On what amounts to jurisdictional questions, the judge indicated:
"A reading of Section 16 of the Arbitration and Conciliation Act, 1996 shows that the decision of the Tribunal as to its jurisdiction stems out of the agreement to refer the dispute on the matters arising out of the contract. Hence, going by Section 7 of the Arbitration and Conciliation Act, 1996 and read in the context of the Sections 16 and 28 of the Arbitration and Conciliation Act, 1996, one may find that the jurisdiction of the Arbitrator arises out of the agreement between the parties to refer disputes before the chosen forum, namely, arbitration; that the Arbitrator has to go by the terms of the reference and decide on disputes, which arise out of or in connection with and incidental to the working of the terms of the agreement; that in deciding the dispute arising between the parties the Arbitrator has to follow the substantive law. Thus with the provisions of the Act clearly laying down the matrix on which an Arbitrator has to proceed."
Thus, the court restricts jurisdictional questions to questions that pertain to the agreement. What are jurisdictional facts? We do no more but quote this statement made in SBP & Co. v. Patel Engg, where the Supreme Court held:
"Normally, any tribunal or authority conferred with a power to act under a statute, has the jurisdiction to satisfy itself that the conditions for the exercise of that power existed and that the case calls for the exercise of that power. Such an adjudication relating to its own jurisdiction which could be called a decision on jurisdictional facts."
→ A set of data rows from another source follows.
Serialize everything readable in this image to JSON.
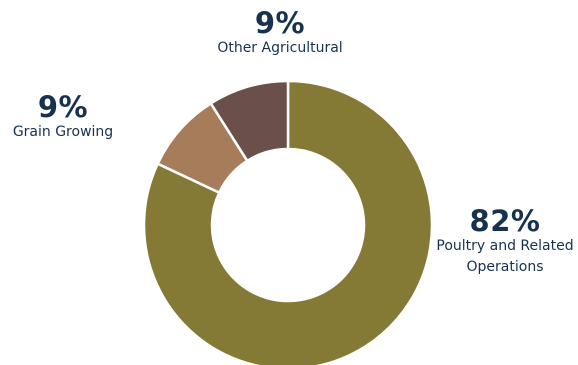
{
  "chart_data": {
    "type": "pie",
    "donut": true,
    "slices": [
      {
        "label": "Poultry and Related Operations",
        "label_lines": [
          "Poultry and Related",
          "Operations"
        ],
        "value": 82,
        "display": "82%",
        "color": "#857a35"
      },
      {
        "label": "Grain Growing",
        "label_lines": [
          "Grain Growing"
        ],
        "value": 9,
        "display": "9%",
        "color": "#a67c5b"
      },
      {
        "label": "Other Agricultural",
        "label_lines": [
          "Other Agricultural"
        ],
        "value": 9,
        "display": "9%",
        "color": "#6a4f4b"
      }
    ],
    "legend": "none",
    "slice_border_color": "#ffffff",
    "label_color": "#16324f"
  }
}
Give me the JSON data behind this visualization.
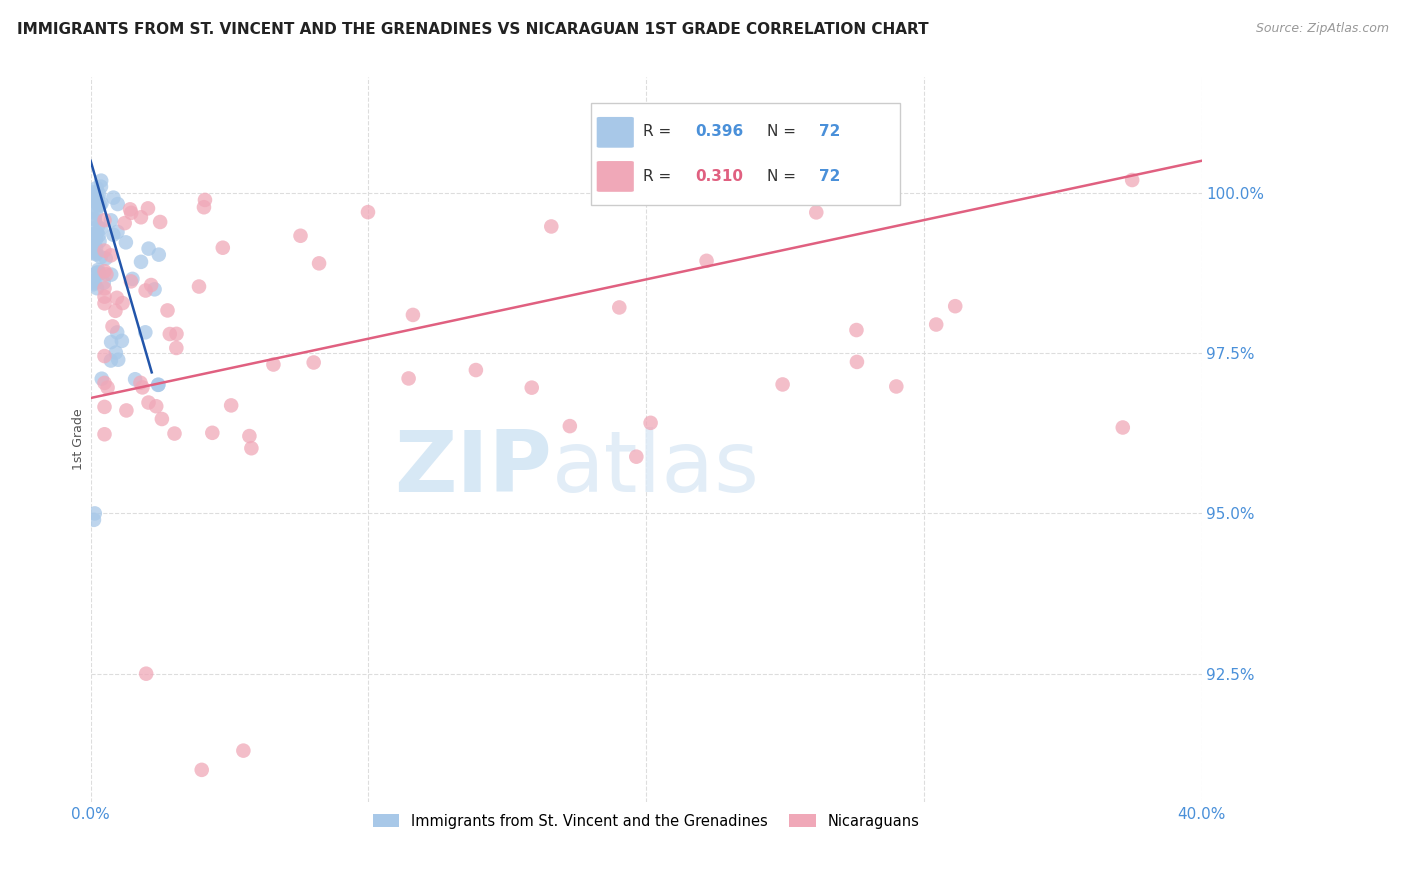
{
  "title": "IMMIGRANTS FROM ST. VINCENT AND THE GRENADINES VS NICARAGUAN 1ST GRADE CORRELATION CHART",
  "source": "Source: ZipAtlas.com",
  "ylabel": "1st Grade",
  "yticks": [
    92.5,
    95.0,
    97.5,
    100.0
  ],
  "xlim": [
    0.0,
    40.0
  ],
  "ylim": [
    90.5,
    101.8
  ],
  "blue_R": 0.396,
  "blue_N": 72,
  "pink_R": 0.31,
  "pink_N": 72,
  "legend_label_blue": "Immigrants from St. Vincent and the Grenadines",
  "legend_label_pink": "Nicaraguans",
  "blue_color": "#a8c8e8",
  "pink_color": "#f0a8b8",
  "blue_line_color": "#2255aa",
  "pink_line_color": "#e06080",
  "title_color": "#222222",
  "axis_label_color": "#4a90d9",
  "grid_color": "#dddddd",
  "blue_line_x0": 0.0,
  "blue_line_x1": 2.2,
  "blue_line_y0": 100.5,
  "blue_line_y1": 97.2,
  "pink_line_x0": 0.0,
  "pink_line_x1": 40.0,
  "pink_line_y0": 96.8,
  "pink_line_y1": 100.5
}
Now, when the law of the land bars a court or an arbitral tribunal from allowing an unregistered partnership firm to raise a claim against a third party for the enforcement of a contractual right, obviously, the tribunal cannot have any power to adjudicate on such a claim. In other words, it would not have any jurisdiction to decide on such a claim.

The above quote from the judgement in issue is correct insofar as it states that the arbitrator derives his jurisdiction from the prior consensus to submit any dispute to arbitration. Nevertheless, it must be noted that it is the statute (the Arbitration and Conciliation Act, 1996) which accords such status to the consensus between the parties. It is the same law which states [in S 2(3)] that certain disputes which have been barred by law shall not be referred to arbitration. Hence, it cannot be said that a decision on S 69 Partnership Act is not a decision on  a jurisdictional question. What the 1996 Act does is to allow two parallel regimes- one regulated by law and the other by the parties. Hence, there may be questions of jurisdiction based on contract as well as on statute. For example, if the arbitration agreement provides that certain disputes shall not be referred to arbitration (Non-referable Dispute), the question as to whether a particular dispute is a Non-referable Dispute is a jurisdiction question. Similarly, when the law provides that a certain dispute shall not be referred to arbitration, whether a dispute is prohibited by such law from being referred to arbitration is, again, a jurisdictional question. On that, the decision in issue seems incorrect.

4. The arbitrator in this case was actually doing a favour to the parties. Rather than making the parties fight the case on merits and then dismiss the case on the S 69(3) ground (as the Single Judge wanted him to do), the judge saved considerable time and money of the parties by dismissing the claim of Texfield in limine.